A bubble doesn't mean the underlying demand/industry doesn't exist.

It means there's a mass over investment and over spend in companies trying to serve the demand at the time.

And that current valuation of the underlying market is x times the real valuation. And real valuation can be significantly non-zero. Take housing market. Most of the houses do have some real value. And even if the bubble pops, it doesn't take their values to zero, it might be momentarily be just below real value.
I think the bubble was more about the lack of viable business models. The technology was real and the investors saw it, but the business models needed another decade to mature.

The same could happen again. It may be easier to find good uses for AI than to make large amounts of money with it.

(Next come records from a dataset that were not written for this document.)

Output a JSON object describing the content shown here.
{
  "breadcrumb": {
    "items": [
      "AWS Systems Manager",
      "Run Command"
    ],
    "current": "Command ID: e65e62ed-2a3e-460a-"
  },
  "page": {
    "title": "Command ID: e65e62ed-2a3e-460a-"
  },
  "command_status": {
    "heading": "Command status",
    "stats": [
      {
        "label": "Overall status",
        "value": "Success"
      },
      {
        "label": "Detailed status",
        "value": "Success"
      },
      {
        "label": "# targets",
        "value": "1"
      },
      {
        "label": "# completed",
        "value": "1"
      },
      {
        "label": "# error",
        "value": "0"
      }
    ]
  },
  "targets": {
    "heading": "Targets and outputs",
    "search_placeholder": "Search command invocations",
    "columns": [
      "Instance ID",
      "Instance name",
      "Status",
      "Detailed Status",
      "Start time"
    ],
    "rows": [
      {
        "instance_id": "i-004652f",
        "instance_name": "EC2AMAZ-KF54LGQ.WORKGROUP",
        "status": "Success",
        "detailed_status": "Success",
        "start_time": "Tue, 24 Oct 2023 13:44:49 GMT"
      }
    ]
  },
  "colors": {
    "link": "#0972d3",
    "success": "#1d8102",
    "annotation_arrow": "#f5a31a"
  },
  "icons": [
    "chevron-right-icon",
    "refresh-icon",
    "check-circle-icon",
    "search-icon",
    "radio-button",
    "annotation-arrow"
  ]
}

I look at it as investor error due to lack of expertise in the business area. If investors understood the economics of internet businesses better (and almost nobody did in something this new) they may have helped grow the Internet economy even faster than it did, without the bubble or burst.
Likewise. And I look at the current situation and also see investor error, but in the opposite direction, as a great many investors equate LLMs to AI/ML, and vastly underestimate the space in which this technology will disrupt. I keep reading pieces in Forbes and similar which are like “does the world really need a better chatbot?” or “can Google justify spending $10bn on making a better cat picture?”
Outside of LLM's, which AI/ML product has the potential for widespread consumer adoption? I recognize the usefulness of modern AI in all sorts of domains, but they are almost entirely niche services for business and not targeted to the broad consumer. The problem then is not that AI is not cool or useful, just that it won't make as much money as the enthusiasts think, at least not now.
Those “niche services” are potentially much more lucrative than consumer-facing products. For instance, an ML quant could be a license to print money, and would have appropriate costs. Designing more efficient (cheaper) structures and machines doing FEA/CFD better than current algorithmic models would be a huge boon to engineering industries. Sentiment analysis and forecasting for government. Military strategy that outsmarts any human strategist. Demand lead pricing for products and services. JIT manufacturing management through superior cost and demand forecasting. Identification of baroque tax fraud. Diagnosis of medical conditions. Product recommendations. Tailored drugs. Pre-crime.

On it goes. These are just a few examples of where ML is already beginning to be applied and reaping rewards.